Discussion (1/5) It is designed specifically to serve search needs. For what other applications this filesystem is suitable for. And for what applications, it is not optimal? Reply – Depends on: Major file size (small or large) Major file reads (streaming or not) Major writing modes (appending or not)
Discussion (2/5) When the Master decides on which replicas should a particular chunk goes in, shouldn't it consider the potential applications that is going to access that chunk ? – Reply: Not really. More replicas if it is hot spot. We don't want to see unbalanced disk usages. In the paper it mentioned that it "rebalances" for load balancing but a way of doing it is not mentioned. – Reply : Master knows the disk usages of all chunkservers In case of a shadow master is operating, it does not provide any mutation operations.

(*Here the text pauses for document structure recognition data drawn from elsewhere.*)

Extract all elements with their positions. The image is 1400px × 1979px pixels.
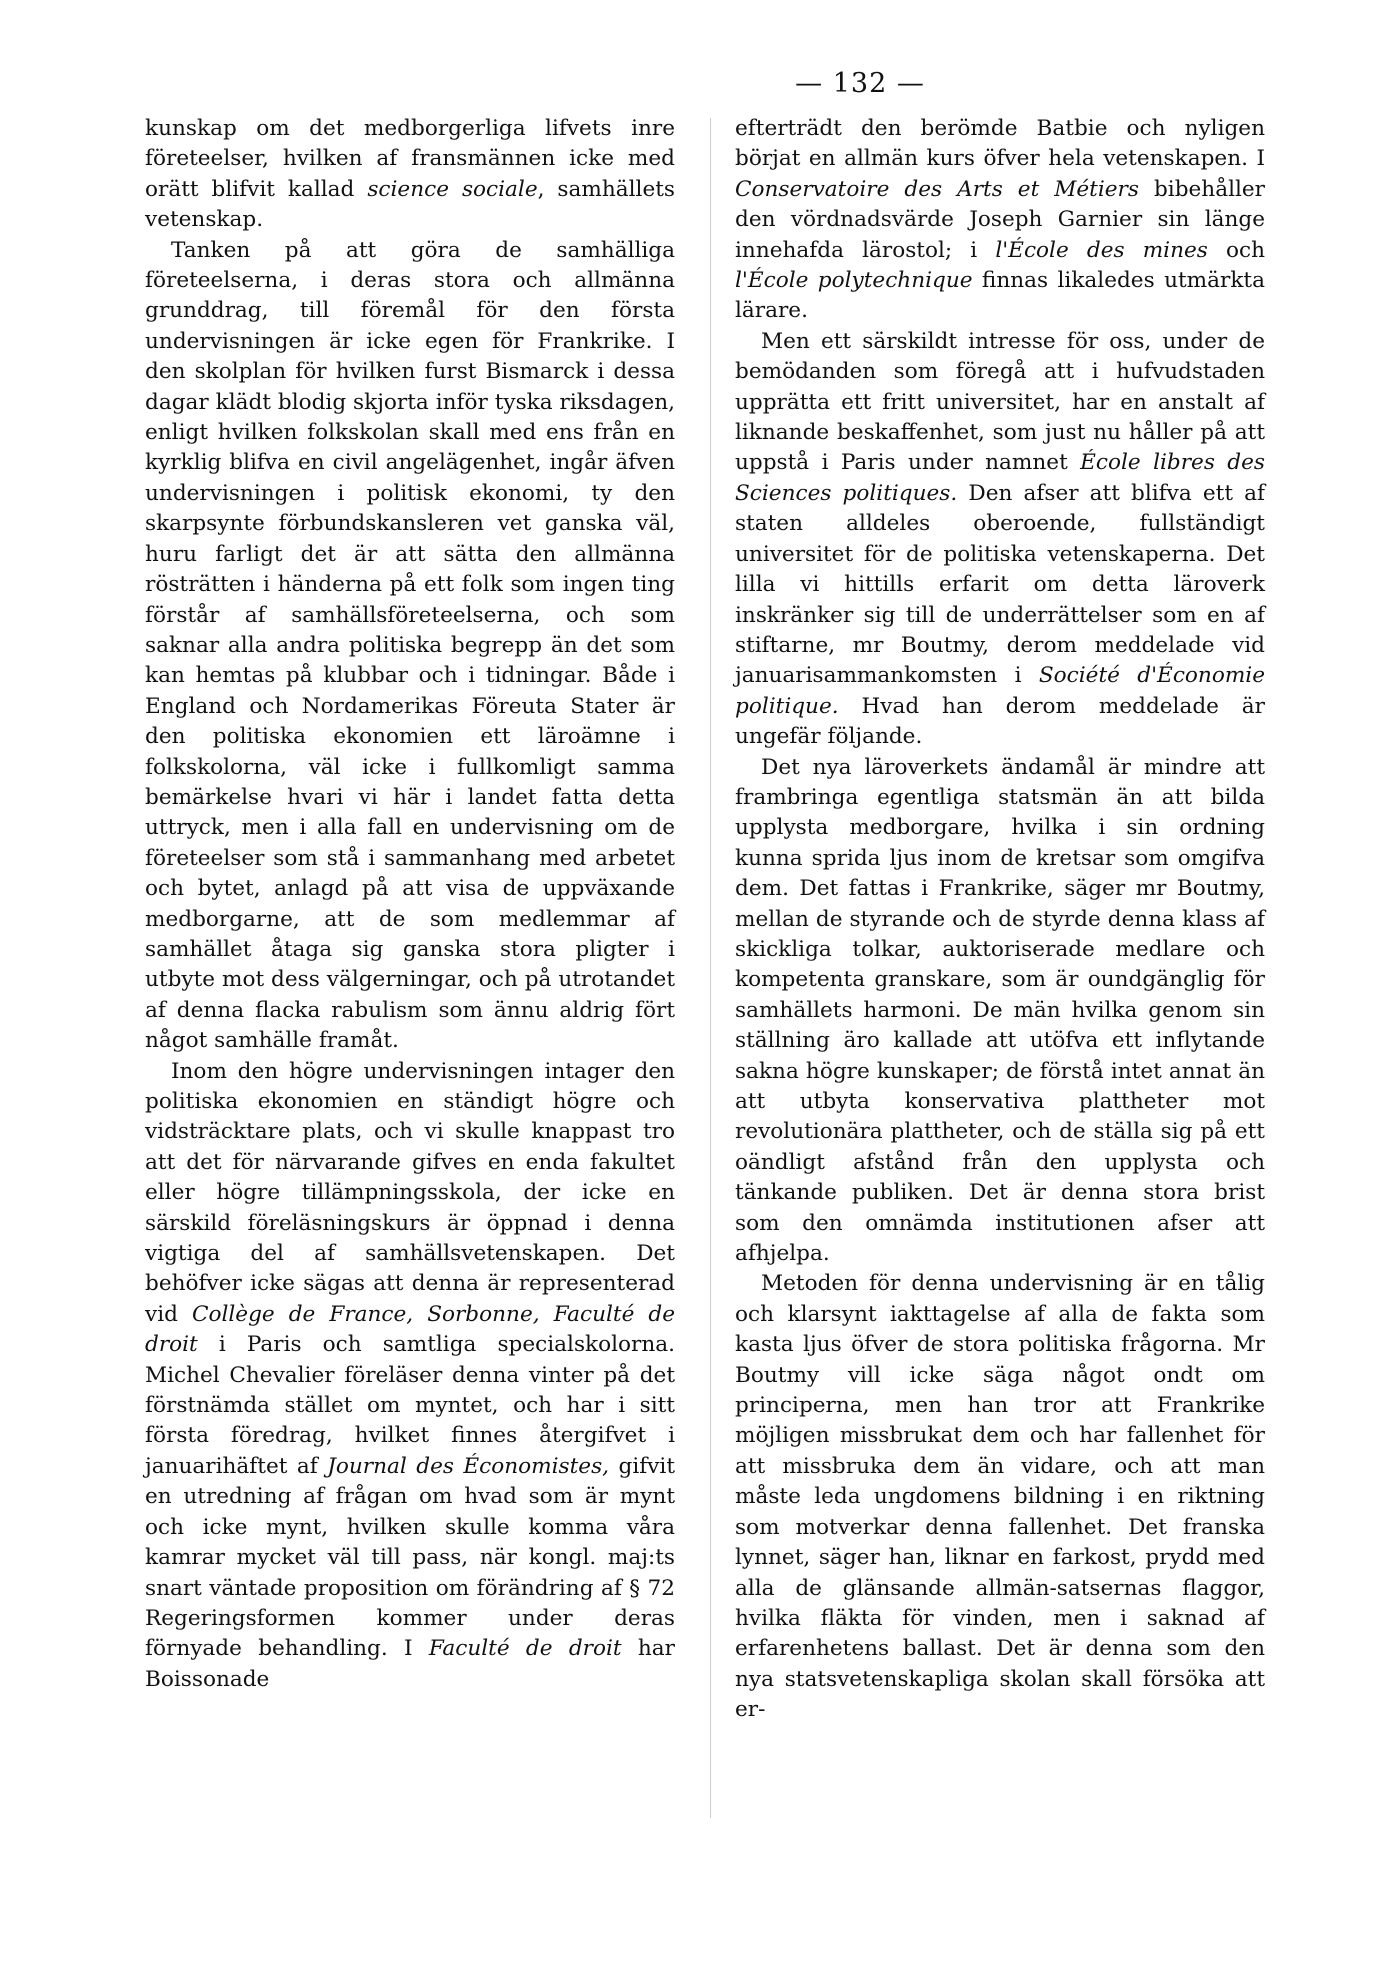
text-run: kunskap om det medborgerliga lifvets inre företeelser, hvilken af fransmännen icke med orätt blifvit kallad bbox=[145, 116, 675, 202]
paragraph bbox=[145, 236, 675, 1057]
italic-text: Conservatoire des Arts et Métiers bbox=[735, 176, 1139, 202]
paragraph bbox=[735, 327, 1265, 753]
right-column bbox=[735, 114, 1265, 1726]
text-run: Tanken på att göra de samhälliga företeelserna, i deras stora och allmänna grunddrag, till föremål för den första undervisningen är icke egen för Frankrike. I den skolplan för hvilken furst Bismarck i dessa dagar klädt blodig skjorta inför tyska riksdagen, enligt hvilken folkskolan skall med ens från en kyrklig blifva en civil angelägenhet, ingår äfven undervisningen i politisk ekonomi, ty den skarpsynte förbundskansleren vet ganska väl, huru farligt det är att sätta den allmänna rösträtten i händerna på ett folk som ingen ting förstår af samhällsföreteelserna, och som saknar alla andra politiska begrepp än det som kan hemtas på klubbar och i tidningar. Både i England och Nordamerikas Föreuta Stater är den politiska ekonomien ett läroämne i folkskolorna, väl icke i fullkomligt samma bemärkelse hvari vi här i landet fatta detta uttryck, men i alla fall en undervisning om de företeelser som stå i sammanhang med arbetet och bytet, anlagd på att visa de uppväxande medborgarne, att de som medlemmar af samhället åtaga sig ganska stora pligter i utbyte mot dess välgerningar, och på utrotandet af denna flacka rabulism som ännu aldrig fört något samhälle framåt. bbox=[145, 237, 675, 1054]
italic-text: science sociale bbox=[367, 176, 538, 202]
paragraph bbox=[735, 753, 1265, 1270]
left-column bbox=[145, 114, 675, 1695]
text-run: gifvit en utredning af frågan om hvad som är mynt och icke mynt, hvilken skulle komma våra kamrar mycket väl till pass, när kongl. maj:ts snart väntade proposition om förändring af § 72 Regeringsformen kommer under deras förnyade behandling. I bbox=[145, 1453, 675, 1662]
italic-text: Journal des Économistes, bbox=[327, 1453, 610, 1479]
text-run: efterträdt den berömde Batbie och nyligen börjat en allmän kurs öfver hela vetenskapen. I bbox=[735, 116, 1265, 172]
paragraph bbox=[735, 114, 1265, 327]
text-run: , samhällets vetenskap. bbox=[145, 176, 675, 233]
text-run: Inom den högre undervisningen intager den politiska ekonomien en ständigt högre och vidsträcktare plats, och vi skulle knappast tro att det för närvarande gifves en enda fakultet eller högre tillämpningsskola, der icke en särskild föreläsningskurs är öppnad i denna vigtiga del af samhällsvetenskapen. Det behöfver icke sägas att denna är representerad vid bbox=[145, 1058, 675, 1327]
text-run: och bbox=[1207, 237, 1265, 263]
italic-text: l'École des mines bbox=[995, 237, 1208, 263]
text-run: Hvad han derom meddelade är ungefär följande. bbox=[735, 693, 1265, 750]
italic-text: École libres des Sciences politiques. bbox=[735, 450, 1265, 506]
paragraph bbox=[735, 1269, 1265, 1725]
italic-text: l'École polytechnique bbox=[735, 268, 973, 294]
italic-text: Faculté de droit bbox=[428, 1636, 622, 1662]
paragraph bbox=[145, 1057, 675, 1696]
italic-text: Collège de France, Sorbonne, Faculté de droit bbox=[145, 1301, 676, 1358]
text-run: Den afser att blifva ett af staten alldeles oberoende, fullständigt universitet för de politiska vetenskaperna. Det lilla vi hittills erfarit om detta läroverk inskränker sig till de underrättelser som en af stiftarne, mr Boutmy, derom meddelade vid januarisammankomsten i bbox=[735, 480, 1265, 689]
text-run: Det nya läroverkets ändamål är mindre att frambringa egentliga statsmän än att bilda upplysta medborgare, hvilka i sin ordning kunna sprida ljus inom de kretsar som omgifva dem. Det fattas i Frankrike, säger mr Boutmy, mellan de styrande och de styrde denna klass af skickliga tolkar, auktoriserade medlare och kompetenta granskare, som är oundgänglig för samhällets harmoni. De män hvilka genom sin ställning äro kallade att utöfva ett inflytande sakna högre kunskaper; de förstå intet annat än att utbyta konservativa plattheter mot revolutionära plattheter, och de ställa sig på ett oändligt afstånd från den upplysta och tänkande publiken. Det är denna stora brist som den omnämda institutionen afser att afhjelpa. bbox=[735, 754, 1265, 1267]
text-run: Metoden för denna undervisning är en tålig och klarsynt iakttagelse af alla de fakta som kasta ljus öfver de stora politiska frågorna. Mr Boutmy vill icke säga något ondt om principerna, men han tror att Frankrike möjligen missbrukat dem och har fallenhet för att missbruka dem än vidare, och att man måste leda ungdomens bildning i en riktning som motverkar denna fallenhet. Det franska lynnet, säger han, liknar en farkost, prydd med alla de glänsande allmän-satsernas flaggor, hvilka fläkta för vinden, men i saknad af erfarenhetens ballast. Det är denna som den nya statsvetenskapliga skolan skall försöka att er- bbox=[735, 1271, 1265, 1723]
paragraph bbox=[145, 114, 675, 236]
text-run: har Boissonade bbox=[145, 1636, 675, 1692]
page-number: — 132 — bbox=[795, 68, 925, 99]
text-run: Men ett särskildt intresse för oss, under de bemödanden som föregå att i hufvudstaden upprätta ett fritt universitet, har en anstalt af liknande beskaffenhet, som just nu håller på att uppstå i Paris under namnet bbox=[735, 328, 1265, 476]
italic-text: Société d'Économie politique. bbox=[735, 663, 1265, 719]
column-divider bbox=[710, 118, 711, 1818]
text-run: i Paris och samtliga specialskolorna. Michel Chevalier föreläser denna vinter på det förstnämda stället om myntet, och har i sitt första föredrag, hvilket finnes återgifvet i januarihäftet af bbox=[145, 1332, 675, 1479]
text-run: finnas likaledes utmärkta lärare. bbox=[735, 268, 1265, 324]
text-run: bibehåller den vördnadsvärde Joseph Garnier sin länge innehafda lärostol; i bbox=[735, 176, 1266, 263]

But the processes that got lease from the primary before primary got crashed will continue on writing to the disks right ? So how can we keep track of those writes that is taken place while the shadow master is in operation ? – Reply : It can run until finished.
Discussion (3/5) What happens in GFS if the primary master is down? Will one of the shadow masters become a new primary master? If so, how to pick one from several shadow ones? – Reply : Maybe. Will the centralized master-server architecture degrade the GFS's scalability? – Reply : Seems not under Googles workload. GFS uses the "closest" client for replication. However, the term "closest" is never explained - is it based on network latency, or does it factor in network load on the closest chunkserver, does it factor in the system latency? How does one chunkserver figure out the closest server on the fly? – Reply : Deduced from IP addresss
Discussion (4/5) The concept of 'records' appears frequently in the paper. GFS can guarantee that a record is appended atomically, and can associate an application defined checksum with each record. This seems to imply that GFS keeps metadata for each record. How is this done? – Reply : The checksum is in the record data, not in the metadata. Clients cache chunk locations, so if one chunk server cannot contact the master it may unwittingly serve stale data to clients. Comments? – Reply : The master includes the chunk version number when it informs clients.
Discussion (5/5) What do you think about the performance gain of Concurrent appends to the same file operation and the relaxed consistency model under normal workload? (I believe this is only suits well to google). Since appending is key to GFS write performance in a multi-writer environment, it might be that GFS would give up much of its performance advantage even in large serial writes. What do you think about this? Reply: – It is a tradeoff between complexity between GFS and its clients. – I think it is good for performance. – It is tailored for googles workloads (appending).